Jeżeli chodzi o układanie to ja rozłożyłem rusztowanie warszawskie i układałem na nim. Całkiem spora pojemność wychodzi.

----------


## m-333

Przyszła pora na odświeżenie wątku  :smile: . Dalej Sadolin, dalej sztachetki i dochodzi jeszcze nasza drewniana, obita szalówką chatka. Pod koniec kwietnia będę w kraju i praktycznie tydzień czasu mam na zrobienie jak najwięcej.. ;/ W grudniu malowałam w cieplym pomieszczeniu sztachetki sadolinem entra lakierobejcą,wychodziło bardzo ładnie. Tylko czasochłonne okropnie. Teraz dom aż piszczy o malowanie,bo już 3 lata stoi w pełnym słońcu (jeszcze nie zamieszkany). Szalówka pzred założeniem,była obustronnie malowana impregnatem. Teraz przyszedł czas na drugą warstwę i wcale nie chcemy już drewnochronu. Gdzieś wyczytalam,że wiele osób daje drewnochron pierwszy raz a potem jakiś odpowiedni Sadolin.

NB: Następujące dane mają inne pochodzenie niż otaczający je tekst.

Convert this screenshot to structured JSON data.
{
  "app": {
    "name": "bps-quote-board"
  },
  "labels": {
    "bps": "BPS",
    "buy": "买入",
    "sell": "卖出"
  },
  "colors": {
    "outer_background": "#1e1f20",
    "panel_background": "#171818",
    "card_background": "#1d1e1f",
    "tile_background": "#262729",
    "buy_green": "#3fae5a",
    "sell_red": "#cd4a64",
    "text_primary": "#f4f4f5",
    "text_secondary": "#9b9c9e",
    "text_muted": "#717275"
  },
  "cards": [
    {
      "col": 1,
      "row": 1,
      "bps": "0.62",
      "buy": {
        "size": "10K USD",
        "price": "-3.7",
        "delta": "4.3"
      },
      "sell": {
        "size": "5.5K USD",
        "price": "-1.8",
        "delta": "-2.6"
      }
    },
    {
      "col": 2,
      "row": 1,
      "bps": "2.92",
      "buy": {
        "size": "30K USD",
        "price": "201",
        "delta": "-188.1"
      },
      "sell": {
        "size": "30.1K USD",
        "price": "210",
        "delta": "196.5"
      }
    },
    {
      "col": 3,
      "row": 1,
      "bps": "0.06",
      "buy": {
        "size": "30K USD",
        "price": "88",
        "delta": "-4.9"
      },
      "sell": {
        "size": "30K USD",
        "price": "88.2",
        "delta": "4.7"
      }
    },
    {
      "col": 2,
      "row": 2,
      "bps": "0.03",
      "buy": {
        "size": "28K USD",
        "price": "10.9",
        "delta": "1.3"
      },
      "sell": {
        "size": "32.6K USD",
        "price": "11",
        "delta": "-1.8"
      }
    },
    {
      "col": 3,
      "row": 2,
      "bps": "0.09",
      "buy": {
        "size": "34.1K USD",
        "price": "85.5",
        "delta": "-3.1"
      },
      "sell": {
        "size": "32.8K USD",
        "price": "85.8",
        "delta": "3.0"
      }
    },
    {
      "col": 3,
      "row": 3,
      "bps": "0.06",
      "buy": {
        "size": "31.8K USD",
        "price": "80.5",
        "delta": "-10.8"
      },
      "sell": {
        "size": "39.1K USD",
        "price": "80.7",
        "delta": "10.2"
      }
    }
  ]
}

Tylko ten,którym malowałam sztachety był gęsty bardzo i nie wiem , czy malowanie natryskowe domu takim specyfikiem wchodziłoby  w ogóle w grę.. czas mnie będzie gonić,a popsuć coś zawsze łatwo..
Dlatego pytanie do doświadczonych : czym malować takim Sadolinem(pomińmy opcję pędzla na razie..), a jeśli nie to czy polecacie mi może jakiś środek,który spełni rolę Sadolinu?

----------


## ANNNJA

jeśli masz dużo czasu to idź do wątku domy drewniane-tam było dużo na temat malowań drewna..., 
a jak wyglądają sztachetki po 2-3latach po pomalowaniu lakierem? nie łuszczą się? bo lakier wg. mnie nie sprawdza się na płotach ani na elewacji-
w takich miejscach ja używałam wyłącznie impregnatu (może być z bazą podkładową na bazie oleju)
po swoich doświadczeniach ustawiałabym tak:
śnieżka
drewnochron
Sadolin- zdecydowanie lepszy, ale i dużo gęstszy niż drewnochron-nie wiem czy pójdzie Ci przez opryskiwacze??
Tikurilla -i tutaj mamy właśnie bazę podkładową- Base-chyba nawet się nazywa, impregnaty Tikurilly są bardzo rzadkie= jak malowałam to się zastanawiałam na ile to będzie skuteczne bo takie rzadkie, ale jak się okazało jest najlepsze, ale do płotu to zdecydowanie wystarczający będzie Sadolin, też nieżle się trzyma, 
żeby było całkiem super to niektórzy szlifują sztachety przed pomalowaniem, wtedy i lepiej ci się nakłada ale i lepszy efekt i tak potem deszcz nie wymywa impregnatu i zimą nie obsiada tyle mrozu na tych sztachetkach.. - to takie moje obserwacje.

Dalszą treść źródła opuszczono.